Ursula Poznanski – Saeculum 
Inhaltsangabe:Um seine neue Freundin Sandra zu beeindrucken, nimmt der Medizinstudent Bastian einiges auf sich – sogar die Teilnahme an einem mittelalterlichen Live-Rollenspiel der Spielergruppe Saeculum. Der dafür ausgesuchte Ort sorgt unter seinen Mitspielern für Unruhe, denn der Wald bzw. die Lichtung darin soll der Sage nach (die natürlich allen genüsslich erzählt wird) mit einem Fluch belegt sein. Für Bastian ist das aber alles nur Teil des Spiels – bis plötzlich Mitspieler spurlos verschwinden, geheimnisvolle Botschaften auftauchen und auch der Kontakt zur Welt „draußen“ abreißt. Während der darauf folgenden Ereignisse schließt Bastian Freundschaft mit der Lautenspielerin Iris, die einen sehr konkreten Verdacht hat, wer das Spiel stören will. Doch einige Mitspieler sind sicher, den Fluch auf sich geladen zu haben und glauben auch zu wissen, wie sie ihn wieder los werden können ...
Der erste Satz:„Bastian hörte das Klirren der Schwerter schon von Weitem.“
Meine Meinung zum Buch:Das wird für mich eine schwierige Rezension, denn das Buch hat viele gute Seiten, aber auch starke Schwächen.
Ich bin selbst keine Rollenspielerin, daher war mir die Figur des Bastian am nächsten und seine spontanen Heiterkeitsausbrüche in Bezug auf manche Spielvorgaben konnte ich gut verstehen. Bastian scheint aber merkwürdigerweise einer der wenigen in seiner Gruppe zu sein, der erkennt, dass alle Vorkommnisse für das Spiel inszeniert sein müssen – denn es ist ja ein Spiel! Die teilweise panischen Reaktionen seiner in solchen Rollenspielen wesentlich erfahreneren Mitspieler konnte ich daher überhaupt nicht nachvollziehen – eigentlich müssten sie so reagieren wie Bastian und Bastian müsste der unsichere Spieler sein.
Das war dann auch der Grund, warum die wunderbar gruselig geschilderten Orte und Ereignisse bei mir nicht so richtig für Spannung sorgen konnten – es war doch nur ein Spiel. Nur sehr weit gegen Ende der Geschichte, als sie sich „dreht“ und die echten Gründe für die Störungen im Spiel offen werden, kommt Tempo auf.
Zu lesen ist das Buch sehr schön. Als Leser erhält man einen guten Einblick in die Mittelalter-Szene und in die Welt der Rollenspiele.

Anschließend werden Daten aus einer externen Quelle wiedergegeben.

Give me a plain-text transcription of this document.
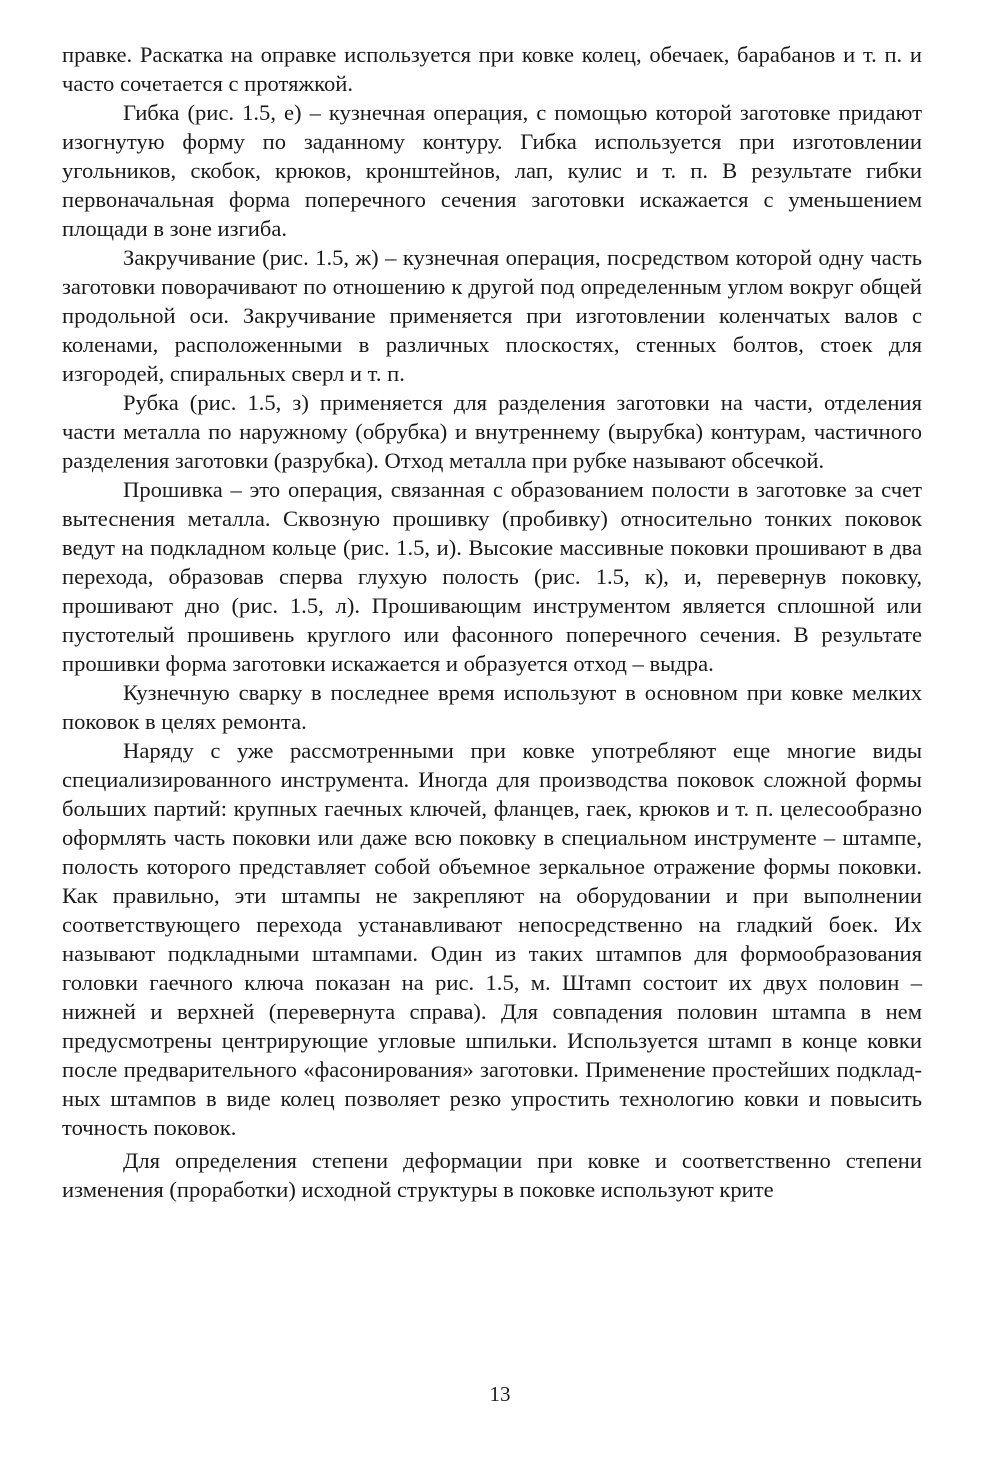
правке. Раскатка на оправке используется при ковке колец, обечаек, барабанов и т. п. и часто сочетается с протяжкой.

Гибка (рис. 1.5, е) – кузнечная операция, с помощью которой заготовке придают изогнутую форму по заданному контуру. Гибка используется при изготовлении угольников, скобок, крюков, кронштейнов, лап, кулис и т. п. В результате гибки первоначальная форма поперечного сечения заготовки искажается с уменьшением площади в зоне изгиба.

Закручивание (рис. 1.5, ж) – кузнечная операция, посредством которой одну часть заготовки поворачивают по отношению к другой под определенным углом вокруг общей продольной оси. Закручивание применяется при изготовлении коленчатых валов с коленами, расположенными в различных плоскостях, стенных болтов, стоек для изгородей, спиральных сверл и т. п.

Рубка (рис. 1.5, з) применяется для разделения заготовки на части, отделения части металла по наружному (обрубка) и внутреннему (вырубка) контурам, частичного разделения заготовки (разрубка). Отход металла при рубке называют обсечкой.

Прошивка – это операция, связанная с образованием полости в заготовке за счет вытеснения металла. Сквозную прошивку (пробивку) относительно тонких поковок ведут на подкладном кольце (рис. 1.5, и). Высокие массивные поковки прошивают в два перехода, образовав сперва глухую полость (рис. 1.5, к), и, перевернув поковку, прошивают дно (рис. 1.5, л). Прошивающим инструментом является сплошной или пустотелый прошивень круглого или фасонного поперечного сечения. В результате прошивки форма заготовки искажается и образуется отход – выдра.

Кузнечную сварку в последнее время используют в основном при ковке мелких поковок в целях ремонта.

Наряду с уже рассмотренными при ковке употребляют еще многие виды специализированного инструмента. Иногда для производства поковок сложной формы больших партий: крупных гаечных ключей, фланцев, гаек, крюков и т. п. целесообразно оформлять часть поковки или даже всю поковку в специальном инструменте – штампе, полость которого представляет собой объемное зеркальное отражение формы поковки. Как правильно, эти штампы не закрепляют на оборудовании и при выполнении соответствующего перехода устанавливают непосредственно на гладкий боек. Их называют подкладными штампами. Один из таких штампов для формообразования головки гаечного ключа показан на рис. 1.5, м. Штамп состоит их двух половин – нижней и верхней (перевернута справа). Для совпадения половин штампа в нем предусмотрены центрирующие угловые шпильки. Используется штамп в конце ковки после предварительного «фасонирования» заготовки. Применение простейших подкладных штампов в виде колец позволяет резко упростить технологию ковки и повысить точность поковок.

Для определения степени деформации при ковке и соответственно степени изменения (проработки) исходной структуры в поковке используют крите

13
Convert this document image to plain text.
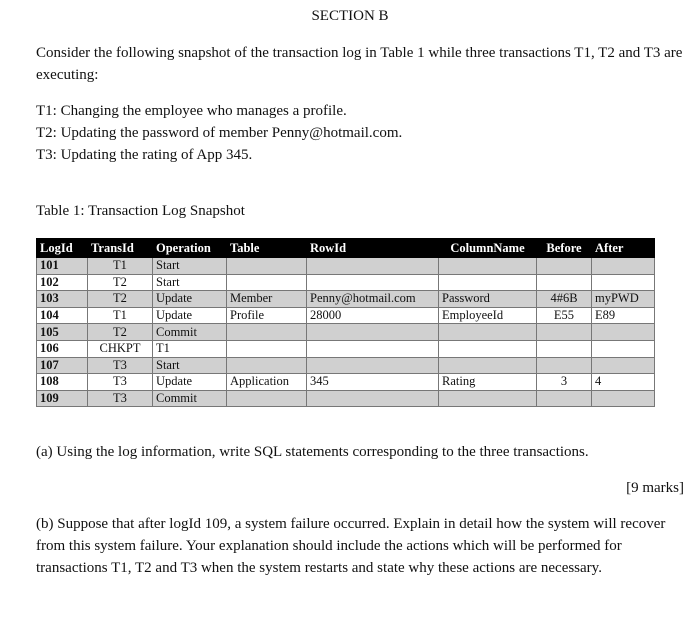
SECTION B
Consider the following snapshot of the transaction log in Table 1 while three transactions T1, T2 and T3 are executing:
T1: Changing the employee who manages a profile.
T2: Updating the password of member Penny@hotmail.com.
T3: Updating the rating of App 345.
Table 1: Transaction Log Snapshot
LogId	TransId	Operation	Table	RowId	ColumnName	Before	After
101	T1	Start					
102	T2	Start					
103	T2	Update	Member	Penny@hotmail.com	Password	4#6B	myPWD
104	T1	Update	Profile	28000	EmployeeId	E55	E89
105	T2	Commit					
106	CHKPT	T1					
107	T3	Start					
108	T3	Update	Application	345	Rating	3	4
109	T3	Commit					
(a) Using the log information, write SQL statements corresponding to the three transactions.
[9 marks]
(b) Suppose that after logId 109, a system failure occurred. Explain in detail how the system will recover from this system failure. Your explanation should include the actions which will be performed for transactions T1, T2 and T3 when the system restarts and state why these actions are necessary.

Bastian als Neuling in diesem Thema darf alles fragen und lernen, und wir Leser machen das mit. Interessant waren auch die kleinen Dialogstücke zwischen Unbekannten, die hin und wieder in die Geschichte eingestreut werden. Diese Teile haben mich sehr neugierig gemacht.
Tief charakterisiert war in meinen Augen aber nur Bastian, ihn lernen wir sehr gut kennen. Die Lautenspielerin Iris bekommt zumindest gegen Ende mehr Kontur, doch die übrigen Charaktere bleiben eher blass und wir erfahren kaum etwas aus ihrer Vergangenheit oder wie sie zu ihrem mittelalterlichen Steckenpferd gekommen sind. Das fand ich teilweise sehr schade, denn einige Figuren wären es durchaus wert gewesen, sie dem Leser noch ein bisschen näher zu bringen.
Am meisten hat mich aber der Schluss geärgert und der ist auch der Grund für einen dicken Abzug bei den Ratten:
Ich fand Pauls Grund für die ganze Inszenierung schon etwas dünn, aber gut, die Geschichte ist schlüssig und ich hätte damit gut leben können.
Was dann aber meinen Blutdruck endgültig hoch trieb, war das vorletzte Kapitel, in dem Paul ohne jegliches Unrechtsbewusstsein und mitleidheischend seine traurige Kindheit beichtet – als ob das Aufwachsen bei einer allein erziehenden Mutter, ohne Kontakt zum Vater für alles Kriminelle eine Rechtfertigung bieten würde. *schnarch* Klischee hoch drei!
Schade, das hat mir die Freude am Buch doch noch vergällt.